Mr. Obama used the State of the Union to push a second stimulus package. But with massive deficits mounting and stimulus cash going to everything from unknown ZIP codes to $1.57 million to search for fossils in Argentina, it's painfully obvious that a second stimulus would simply throw more money down the drain. Contrary to Mr. Obama's bizarre assertion that all economists support his orgiastic spending, basic economic data suggest the stimulus actually increased unemployment and delayed recovery.
The president claimed the first stimulus package already "created or saved" more than half of the 3.5 million jobs it was vowed to rescue. But it's hard to see where those jobs are when examining the numbers in the Department of Labor's household survey, which is used to measure the official unemployment rate. The number of people with a job fell by 589,000 in December. On top of that job loss, the number of people no longer in the labor force grew by an astounding 843,000 from November to December.
Since February, when the stimulus package was passed, the number of people not in the labor force has grown by 3.2 million. The number for December represents 26 percent of the entire increase. This is important because these millions of people are not included in the official unemployment rate. The crisis of unemployed Americans getting discouraged and giving up looking for work is ballooning. Of course, they have good reasons to be discouraged. Since February, the total number of jobs has fallen by 4 million.
The simplest way to measure whether Mr. Obama's policies have helped the labor market is to look at the change in the number of people unemployed and the change in those who have left the labor force. Obama economic mismanagement has created a disaster, with those losing their jobs and those no longer looking going up in a virtually straight line last year. (See the chart below.) In the opposite scenario, during a period of economic expansion when the number of unemployed would fall and more people would enter the labor force, there would be a downward sloping line.

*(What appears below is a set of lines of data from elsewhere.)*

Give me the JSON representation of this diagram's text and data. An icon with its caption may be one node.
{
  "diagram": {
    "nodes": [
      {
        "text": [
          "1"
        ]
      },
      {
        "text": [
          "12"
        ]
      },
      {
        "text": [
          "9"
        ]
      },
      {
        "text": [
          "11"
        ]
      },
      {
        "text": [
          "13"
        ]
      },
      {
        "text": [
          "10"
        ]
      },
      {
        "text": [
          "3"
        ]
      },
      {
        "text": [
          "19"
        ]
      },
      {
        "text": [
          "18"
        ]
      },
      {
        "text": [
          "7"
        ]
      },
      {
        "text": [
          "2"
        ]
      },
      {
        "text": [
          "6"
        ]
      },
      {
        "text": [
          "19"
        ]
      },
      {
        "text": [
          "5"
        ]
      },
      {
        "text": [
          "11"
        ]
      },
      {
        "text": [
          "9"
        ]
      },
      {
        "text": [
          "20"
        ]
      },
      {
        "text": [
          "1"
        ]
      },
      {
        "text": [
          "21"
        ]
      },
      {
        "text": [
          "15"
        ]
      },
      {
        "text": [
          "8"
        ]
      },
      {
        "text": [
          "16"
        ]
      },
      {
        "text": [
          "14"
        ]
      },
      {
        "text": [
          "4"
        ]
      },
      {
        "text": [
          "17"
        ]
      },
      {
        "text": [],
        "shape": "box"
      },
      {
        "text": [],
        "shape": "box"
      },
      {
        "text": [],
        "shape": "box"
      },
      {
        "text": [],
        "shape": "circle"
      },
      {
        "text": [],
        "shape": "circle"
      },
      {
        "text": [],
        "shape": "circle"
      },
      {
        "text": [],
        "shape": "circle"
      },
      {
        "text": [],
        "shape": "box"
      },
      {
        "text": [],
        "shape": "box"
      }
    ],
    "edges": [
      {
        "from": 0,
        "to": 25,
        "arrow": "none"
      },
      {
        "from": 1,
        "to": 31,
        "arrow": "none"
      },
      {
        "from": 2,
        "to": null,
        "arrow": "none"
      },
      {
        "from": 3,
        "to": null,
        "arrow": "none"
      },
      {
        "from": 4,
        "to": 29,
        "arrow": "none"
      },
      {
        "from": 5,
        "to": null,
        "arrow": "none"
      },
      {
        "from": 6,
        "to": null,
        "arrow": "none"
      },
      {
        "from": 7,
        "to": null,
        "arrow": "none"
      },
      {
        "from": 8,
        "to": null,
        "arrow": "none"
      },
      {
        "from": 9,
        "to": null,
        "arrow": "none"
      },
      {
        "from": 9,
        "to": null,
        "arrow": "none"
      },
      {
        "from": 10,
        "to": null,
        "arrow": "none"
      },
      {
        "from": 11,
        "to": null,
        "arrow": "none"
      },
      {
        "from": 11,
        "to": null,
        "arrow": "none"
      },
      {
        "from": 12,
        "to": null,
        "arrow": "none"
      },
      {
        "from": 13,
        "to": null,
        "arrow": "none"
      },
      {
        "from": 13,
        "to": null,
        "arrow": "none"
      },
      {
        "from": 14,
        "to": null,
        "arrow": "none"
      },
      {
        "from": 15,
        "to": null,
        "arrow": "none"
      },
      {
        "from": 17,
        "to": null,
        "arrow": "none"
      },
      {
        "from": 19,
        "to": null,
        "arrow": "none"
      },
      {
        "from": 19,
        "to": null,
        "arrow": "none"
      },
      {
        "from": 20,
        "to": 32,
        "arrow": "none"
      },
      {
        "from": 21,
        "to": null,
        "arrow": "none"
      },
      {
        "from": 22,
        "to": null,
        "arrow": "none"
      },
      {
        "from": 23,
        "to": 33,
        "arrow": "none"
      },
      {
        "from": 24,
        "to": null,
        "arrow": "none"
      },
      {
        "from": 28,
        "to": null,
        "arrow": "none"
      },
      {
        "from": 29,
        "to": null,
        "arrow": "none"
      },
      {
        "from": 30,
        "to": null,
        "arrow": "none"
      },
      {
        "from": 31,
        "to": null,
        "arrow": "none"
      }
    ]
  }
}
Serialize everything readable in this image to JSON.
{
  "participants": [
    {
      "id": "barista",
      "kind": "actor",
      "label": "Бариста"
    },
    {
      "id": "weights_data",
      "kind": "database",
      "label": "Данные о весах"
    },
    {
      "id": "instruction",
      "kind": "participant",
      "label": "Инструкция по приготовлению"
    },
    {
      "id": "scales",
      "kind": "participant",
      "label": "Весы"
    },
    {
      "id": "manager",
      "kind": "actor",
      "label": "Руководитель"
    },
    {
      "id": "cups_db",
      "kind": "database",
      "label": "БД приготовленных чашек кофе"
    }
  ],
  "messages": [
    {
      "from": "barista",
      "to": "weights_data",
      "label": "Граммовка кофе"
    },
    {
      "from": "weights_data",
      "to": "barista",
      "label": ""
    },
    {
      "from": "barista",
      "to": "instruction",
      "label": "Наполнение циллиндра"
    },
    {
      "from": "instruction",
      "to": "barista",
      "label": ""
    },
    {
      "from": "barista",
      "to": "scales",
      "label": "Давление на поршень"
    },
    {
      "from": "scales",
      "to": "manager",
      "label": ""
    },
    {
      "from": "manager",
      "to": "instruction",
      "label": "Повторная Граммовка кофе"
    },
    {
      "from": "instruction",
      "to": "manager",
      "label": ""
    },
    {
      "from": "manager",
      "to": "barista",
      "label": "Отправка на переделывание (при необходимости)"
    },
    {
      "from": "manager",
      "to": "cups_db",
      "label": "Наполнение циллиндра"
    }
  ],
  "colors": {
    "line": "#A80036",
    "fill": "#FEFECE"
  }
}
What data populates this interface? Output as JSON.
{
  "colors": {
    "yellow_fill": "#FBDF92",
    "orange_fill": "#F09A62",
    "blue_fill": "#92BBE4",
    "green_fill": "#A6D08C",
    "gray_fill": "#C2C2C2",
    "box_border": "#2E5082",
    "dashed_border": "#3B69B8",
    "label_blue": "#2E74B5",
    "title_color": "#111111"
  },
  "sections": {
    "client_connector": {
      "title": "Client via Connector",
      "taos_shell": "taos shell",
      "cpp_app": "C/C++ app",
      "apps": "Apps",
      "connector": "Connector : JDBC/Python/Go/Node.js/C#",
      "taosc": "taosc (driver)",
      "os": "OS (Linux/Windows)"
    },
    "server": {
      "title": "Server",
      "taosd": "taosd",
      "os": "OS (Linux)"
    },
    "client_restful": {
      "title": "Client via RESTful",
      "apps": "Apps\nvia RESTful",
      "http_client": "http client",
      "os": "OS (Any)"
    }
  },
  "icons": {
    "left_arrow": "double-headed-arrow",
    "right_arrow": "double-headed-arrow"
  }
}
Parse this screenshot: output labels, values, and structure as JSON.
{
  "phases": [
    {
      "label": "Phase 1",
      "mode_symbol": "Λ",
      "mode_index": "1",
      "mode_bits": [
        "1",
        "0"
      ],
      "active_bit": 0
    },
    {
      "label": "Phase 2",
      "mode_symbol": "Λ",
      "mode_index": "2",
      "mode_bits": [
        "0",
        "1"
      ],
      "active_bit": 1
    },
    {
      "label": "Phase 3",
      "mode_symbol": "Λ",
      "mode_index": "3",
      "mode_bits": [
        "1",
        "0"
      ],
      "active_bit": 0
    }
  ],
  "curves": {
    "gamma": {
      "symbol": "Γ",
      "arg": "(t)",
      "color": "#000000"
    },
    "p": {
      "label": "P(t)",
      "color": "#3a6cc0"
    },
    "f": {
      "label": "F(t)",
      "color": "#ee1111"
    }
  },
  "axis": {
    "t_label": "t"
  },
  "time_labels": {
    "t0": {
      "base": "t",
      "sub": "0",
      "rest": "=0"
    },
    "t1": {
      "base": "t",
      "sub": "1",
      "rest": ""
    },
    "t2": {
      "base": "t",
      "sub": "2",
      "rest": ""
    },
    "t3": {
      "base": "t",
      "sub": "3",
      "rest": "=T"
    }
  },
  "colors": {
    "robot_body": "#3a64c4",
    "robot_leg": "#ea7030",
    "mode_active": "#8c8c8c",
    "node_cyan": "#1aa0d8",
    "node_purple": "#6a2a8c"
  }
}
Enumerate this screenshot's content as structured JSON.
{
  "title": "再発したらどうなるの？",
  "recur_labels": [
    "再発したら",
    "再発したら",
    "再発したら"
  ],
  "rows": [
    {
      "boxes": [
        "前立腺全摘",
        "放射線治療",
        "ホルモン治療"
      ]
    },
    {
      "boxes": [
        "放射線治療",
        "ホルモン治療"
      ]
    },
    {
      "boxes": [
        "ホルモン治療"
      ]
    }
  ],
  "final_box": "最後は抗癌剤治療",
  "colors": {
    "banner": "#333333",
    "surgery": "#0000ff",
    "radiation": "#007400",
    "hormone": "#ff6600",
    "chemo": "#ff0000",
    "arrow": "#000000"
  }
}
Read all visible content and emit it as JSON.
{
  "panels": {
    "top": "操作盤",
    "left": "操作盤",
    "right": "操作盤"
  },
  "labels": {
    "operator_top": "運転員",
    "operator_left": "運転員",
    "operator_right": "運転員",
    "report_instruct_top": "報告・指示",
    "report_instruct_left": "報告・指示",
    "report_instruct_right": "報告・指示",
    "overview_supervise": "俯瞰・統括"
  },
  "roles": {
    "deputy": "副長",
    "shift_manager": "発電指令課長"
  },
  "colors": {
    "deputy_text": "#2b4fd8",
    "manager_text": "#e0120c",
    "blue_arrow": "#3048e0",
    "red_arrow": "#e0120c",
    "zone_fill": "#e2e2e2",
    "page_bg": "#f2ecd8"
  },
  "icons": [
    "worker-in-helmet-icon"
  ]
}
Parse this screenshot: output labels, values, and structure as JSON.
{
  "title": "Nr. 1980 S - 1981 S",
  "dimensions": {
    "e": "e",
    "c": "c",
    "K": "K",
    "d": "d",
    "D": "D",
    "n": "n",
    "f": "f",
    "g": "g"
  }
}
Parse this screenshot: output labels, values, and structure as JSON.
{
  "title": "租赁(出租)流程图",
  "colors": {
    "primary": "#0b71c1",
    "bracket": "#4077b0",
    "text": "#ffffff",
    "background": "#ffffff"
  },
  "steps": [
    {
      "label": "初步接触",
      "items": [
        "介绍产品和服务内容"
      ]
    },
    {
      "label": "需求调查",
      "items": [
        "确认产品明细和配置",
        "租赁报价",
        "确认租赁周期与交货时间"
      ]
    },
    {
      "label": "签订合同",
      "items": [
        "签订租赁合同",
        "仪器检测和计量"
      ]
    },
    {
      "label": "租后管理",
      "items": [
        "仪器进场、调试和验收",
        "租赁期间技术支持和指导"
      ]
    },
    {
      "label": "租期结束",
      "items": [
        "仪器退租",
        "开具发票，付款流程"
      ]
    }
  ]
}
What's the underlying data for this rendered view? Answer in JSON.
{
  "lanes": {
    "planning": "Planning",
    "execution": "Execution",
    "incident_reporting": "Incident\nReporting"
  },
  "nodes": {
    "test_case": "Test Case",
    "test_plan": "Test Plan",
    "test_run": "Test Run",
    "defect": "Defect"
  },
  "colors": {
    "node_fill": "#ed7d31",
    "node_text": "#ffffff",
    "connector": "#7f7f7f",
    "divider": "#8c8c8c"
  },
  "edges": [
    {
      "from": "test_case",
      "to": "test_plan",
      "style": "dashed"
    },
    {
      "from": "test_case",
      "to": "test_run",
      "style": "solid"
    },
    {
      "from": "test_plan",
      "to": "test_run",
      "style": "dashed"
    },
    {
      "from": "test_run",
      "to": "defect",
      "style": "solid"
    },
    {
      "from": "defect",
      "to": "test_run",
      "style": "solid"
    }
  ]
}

But as this figure indicates, any slower increase in the number of new people being unemployed is completely offset by the increasing speed that people are completely leaving the labor force.
The growth in the U.S. unemployment rate continues to outpace the rest of the world. Since February, the average unemployment rate for the European Union has grown by 1.2 percentage points. By contrast, the U.S. unemployment rate has grown by 1.9 percentage points - a 58 percent greater increase. Nor does the rate look particularly strong compared with what economists were predicting at the beginning of last year. Back in mid-January 2009, business economists and forecasters surveyed by the Wall Street Journal expected the December unemployment rate to be at 8.6 percent.